Photograph of the 1927 Baylor men's basketball team, from the Round-Up, the Baylor yearbook
Courtesy of Bob Brinkman
a special credit to the Round Rock Leader for letting us post this story
By BOB BRINKMAN Special to the Leader
Time Capsule – January 1927
In 1927, Round Rock was a quiet town of 1,000 people at the intersection of State Highway 2 and the International and Great Northern Railroad. But on Jan. 22 of that year, this little community was the scene of a terrible tragedy that drew an international spotlight. On a cold and rainy afternoon, the Baylor University's men's basketball team was traveling to Austin for a night game with the Texas Longhorns. The high-way from Waco came through town along with Georgetown and Main streets, then turned south at Mays. Where the auto road met the railroad, there was no overpass, no automated arms, and no lights.
As the bus driver turned toward the railroad tracks, he noticed the Sunshine Special train was speeding along east-ward and that a collision was imminent. He attempted to turn east off the road and put the bus between the railroad tracks and the passenger depot. But on the slick roads, his actions only changed the angle of the inevitable impact. The train tore through the back and right side of the bus, instantly killing six of the players and student passengers.
When the train was finally able to stop, it backed up with the crew joined by the Round Rock citizens who had rushed to the scene. Then the train, which was headed for Taylor, continued on with two of the injured students, rushing them to the Taylor hospital. Two more students were taken to the hospital in Georgetown, but they died on the way. The two who were taken to Taylor also died that day. In a terrible irony, one of the men who heard of the crash and came to help was Ivey Foster Sr. of Taylor. Among the dead students, he found his own son.
After the bus crash, Baylor received an outpouring of attention and sympathy.
Other basketball games and events that weekend were canceled or postponed out of respect. Yet some long-reaching and beneficial developments came out of that awful Saturday.

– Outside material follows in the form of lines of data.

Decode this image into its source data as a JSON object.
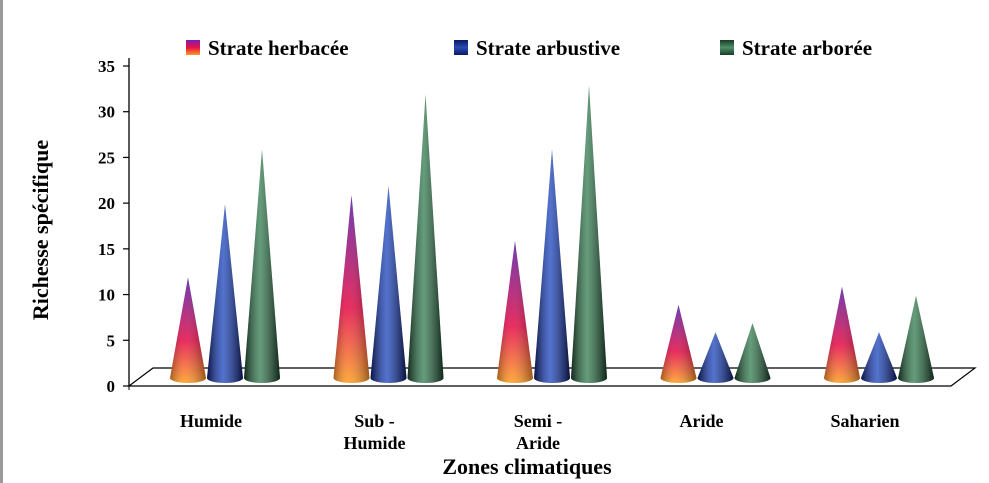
{
  "chart_data": {
    "type": "bar",
    "style": "3d-cone",
    "categories": [
      [
        "Humide"
      ],
      [
        "Sub -",
        "Humide"
      ],
      [
        "Semi -",
        "Aride"
      ],
      [
        "Aride"
      ],
      [
        "Saharien"
      ]
    ],
    "series": [
      {
        "name": "Strate herbacée",
        "values": [
          11,
          20,
          15,
          8,
          10
        ],
        "colors": {
          "top": "#5a1fa8",
          "mid": "#e8104a",
          "base": "#ffa024"
        }
      },
      {
        "name": "Strate arbustive",
        "values": [
          19,
          21,
          25,
          5,
          5
        ],
        "colors": {
          "light": "#3a5fc8",
          "dark": "#0a1a66"
        }
      },
      {
        "name": "Strate arborée",
        "values": [
          25,
          31,
          32,
          6,
          9
        ],
        "colors": {
          "light": "#4f8f68",
          "dark": "#163c26"
        }
      }
    ],
    "xlabel": "Zones climatiques",
    "ylabel": "Richesse spécifique",
    "ylim": [
      0,
      35
    ],
    "yticks": [
      "0",
      "5",
      "10",
      "15",
      "20",
      "25",
      "30",
      "35"
    ],
    "legend_position": "top",
    "grid": false
  }
}
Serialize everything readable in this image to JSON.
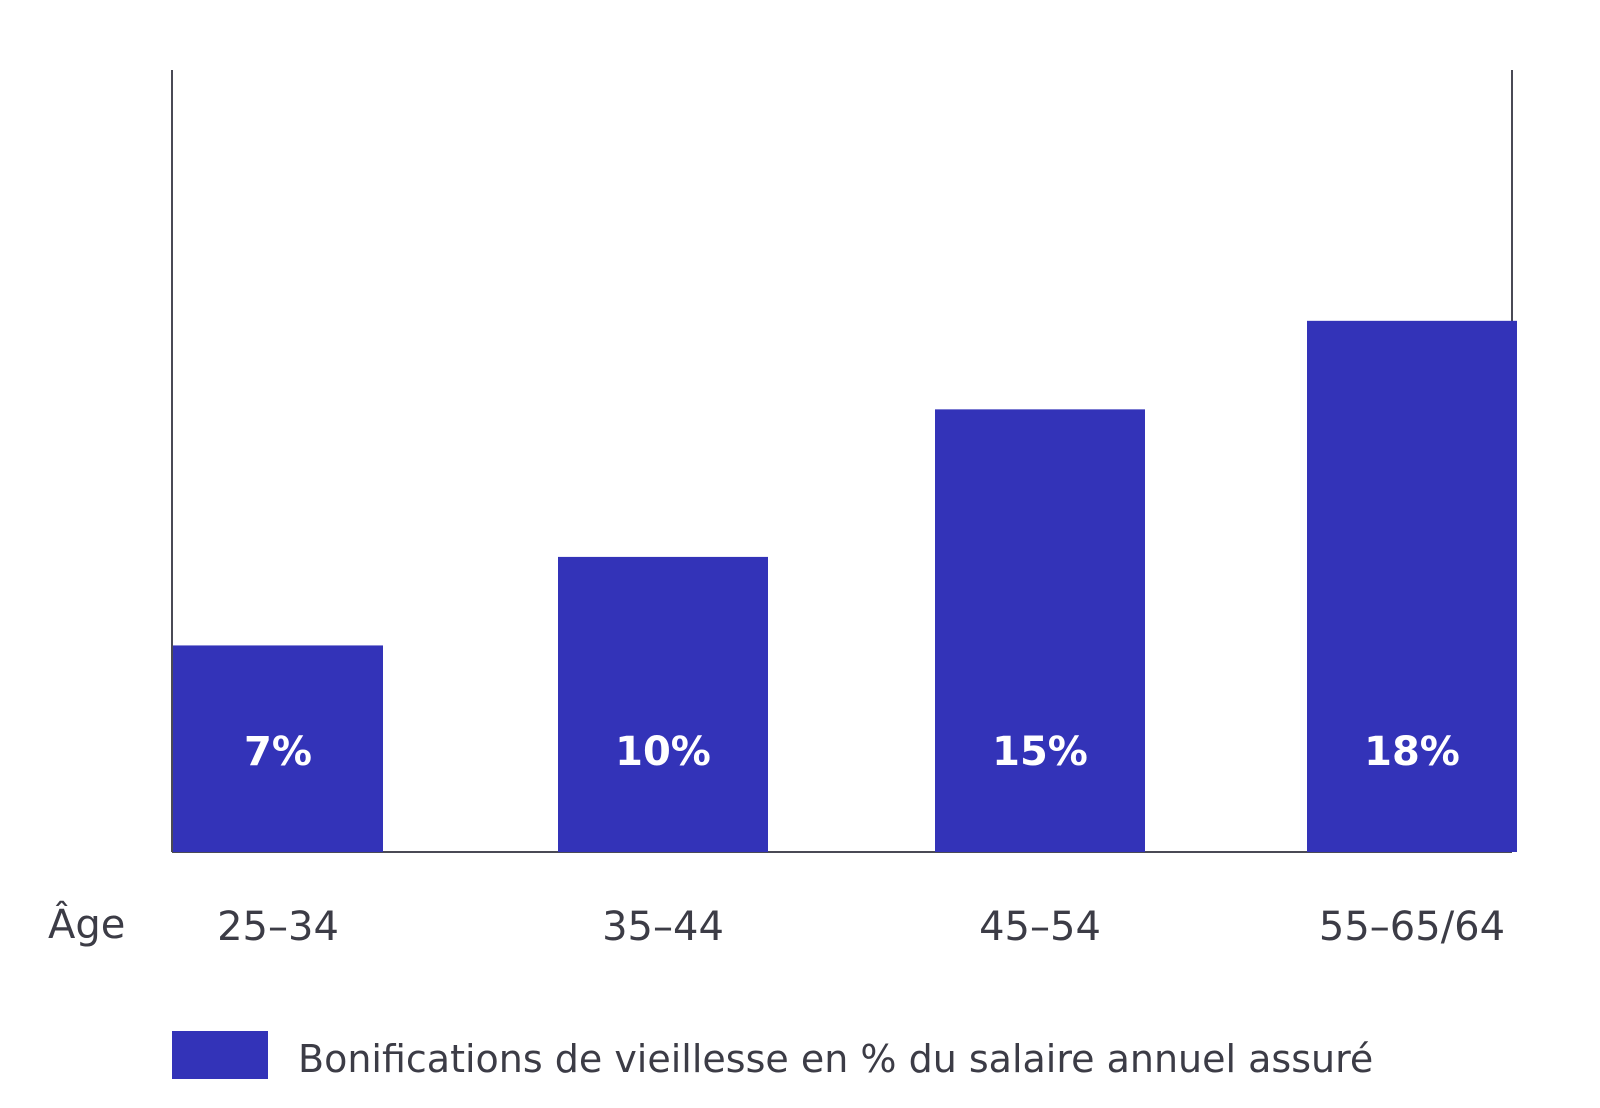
{
  "chart_data": {
    "type": "bar",
    "xlabel": "Âge",
    "categories": [
      "25–34",
      "35–44",
      "45–54",
      "55–65/64"
    ],
    "series": [
      {
        "name": "Bonifications de vieillesse en % du salaire annuel assuré",
        "values": [
          7,
          10,
          15,
          18
        ]
      }
    ],
    "data_labels": [
      "7%",
      "10%",
      "15%",
      "18%"
    ],
    "ylim": [
      0,
      26.5
    ],
    "grid": false,
    "legend_position": "bottom",
    "colors": {
      "bar": "#3333b8",
      "axis": "#4a4a55",
      "text": "#3c3c46",
      "bar_label": "#ffffff"
    }
  }
}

State legislation was immediately introduced to construct overpasses or underpasses at all places where state highways intersected with railroads. When U.S. Highway 81 was built through Round Rock eight years later, the Texas Highway Department built the first rail-road overpass in Texas, as well as dedicating a plaque to the Baylor victims.
School buses across the United States soon introduced new safety features, and have been required ever since to stop at all railroad crossings before proceeding. One of the crash survivors, John Kane, graduated from Baylor and joined the U.S. Army Air Corps. Kane received the Congressional Medal of Honor in August 1943 for commanding his B-24 in a raid on oil refineries near Ploesti, Romania, safely returning his crew over a round trip of more than 2,400 miles. And at the first student assembly each fall at Baylor, they still set out empty chairs for each of the Immortal Ten.